An analysis of fermented sausages in Norway has found only one sample was positive for E. coli.

The Norwegian Veterinary Institute examined domestically produced fermented sausages for Shiga toxin-producing E. coli (STEC). There was one positive but the E. coli type usually does not cause serious human infection.

A total of 137 samples of fermented sausage were collected in 2020 and analyzed in 2021 on behalf of the Norwegian Food Safety Authority (Mattilsynet).

Enriched samples were tested for the presence of the genetic markers Shiga toxin (stx)1, stx2 and the intimin (eae) gene. Attempts at isolation were carried out from samples that were positive for one or more of the virulence markers. Isolates identified as STEC were further characterized using whole genome sequencing.

Shiga toxin-producing E. coli was isolated from only one sample, and it was STEC O76:H19 harboring stx1c, but not eae. STECs that carry stx1c are also often eae negative and are not commonly associated with serious illness, according to the report.

Good results in first analysis
In the primary screening of enriched samples, only a few were positive for the virulence markers. Results indicate that the occurrence of STEC in Norwegian fermented sausages is low, despite the small number of samples tested.

Such products had not been analyzed previously so the survey provides knowledge for the industry, authorities and research institutions. It is important to carry out similar work regularly to get updated Norwegian data, according to the report.

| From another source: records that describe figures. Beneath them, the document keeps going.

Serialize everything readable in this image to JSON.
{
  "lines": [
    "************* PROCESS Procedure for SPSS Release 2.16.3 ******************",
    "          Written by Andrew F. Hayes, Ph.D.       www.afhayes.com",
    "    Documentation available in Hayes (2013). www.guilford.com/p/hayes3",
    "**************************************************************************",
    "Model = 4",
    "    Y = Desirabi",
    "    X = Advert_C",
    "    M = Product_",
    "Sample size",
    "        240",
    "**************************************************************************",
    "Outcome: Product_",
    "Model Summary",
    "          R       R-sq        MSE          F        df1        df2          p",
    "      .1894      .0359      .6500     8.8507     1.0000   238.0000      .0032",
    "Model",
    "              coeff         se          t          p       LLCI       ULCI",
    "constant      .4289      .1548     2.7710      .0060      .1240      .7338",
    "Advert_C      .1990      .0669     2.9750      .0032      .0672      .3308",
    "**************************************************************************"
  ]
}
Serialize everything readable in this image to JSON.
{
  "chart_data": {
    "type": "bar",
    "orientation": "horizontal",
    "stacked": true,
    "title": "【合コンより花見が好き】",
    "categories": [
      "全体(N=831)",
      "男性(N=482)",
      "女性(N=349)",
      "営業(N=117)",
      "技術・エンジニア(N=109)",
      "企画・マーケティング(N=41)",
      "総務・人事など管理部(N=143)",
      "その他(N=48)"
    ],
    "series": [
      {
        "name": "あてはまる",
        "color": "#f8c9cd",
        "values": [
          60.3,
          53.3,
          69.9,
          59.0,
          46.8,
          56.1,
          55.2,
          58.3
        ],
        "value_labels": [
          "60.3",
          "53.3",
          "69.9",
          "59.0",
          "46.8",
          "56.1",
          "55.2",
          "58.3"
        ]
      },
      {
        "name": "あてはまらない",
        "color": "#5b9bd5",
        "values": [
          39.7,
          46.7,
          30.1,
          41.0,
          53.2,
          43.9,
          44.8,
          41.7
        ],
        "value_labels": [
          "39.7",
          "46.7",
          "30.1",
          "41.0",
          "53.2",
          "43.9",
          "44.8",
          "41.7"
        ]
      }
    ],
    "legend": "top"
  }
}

There has been an increase in human STEC cases in Norway in recent years with 511 in 2019 and 331 in 2020. The decrease from 2019 to 2020 is mainly due to fewer people infected abroad. In 2020, the most common serogroups were O103 and O26 with 22 and 20 cases each in Norway.

Only one sample in the survey contained stx and eae genes, and this was also positive for both stx1 and stx2. Two samples were positive for stx genes. Six were positive for eae.

“The study showed that there is a low incidence of dangerous E. coli bacteria in fermented sausages. Previous studies of cattle, sheep and ground (minced) meat also indicate a low incidence of selected types of E. coli. Although the sample selection was not large, these are good results for the meat industry,” said Catherine Svindland, from Mattilsynet.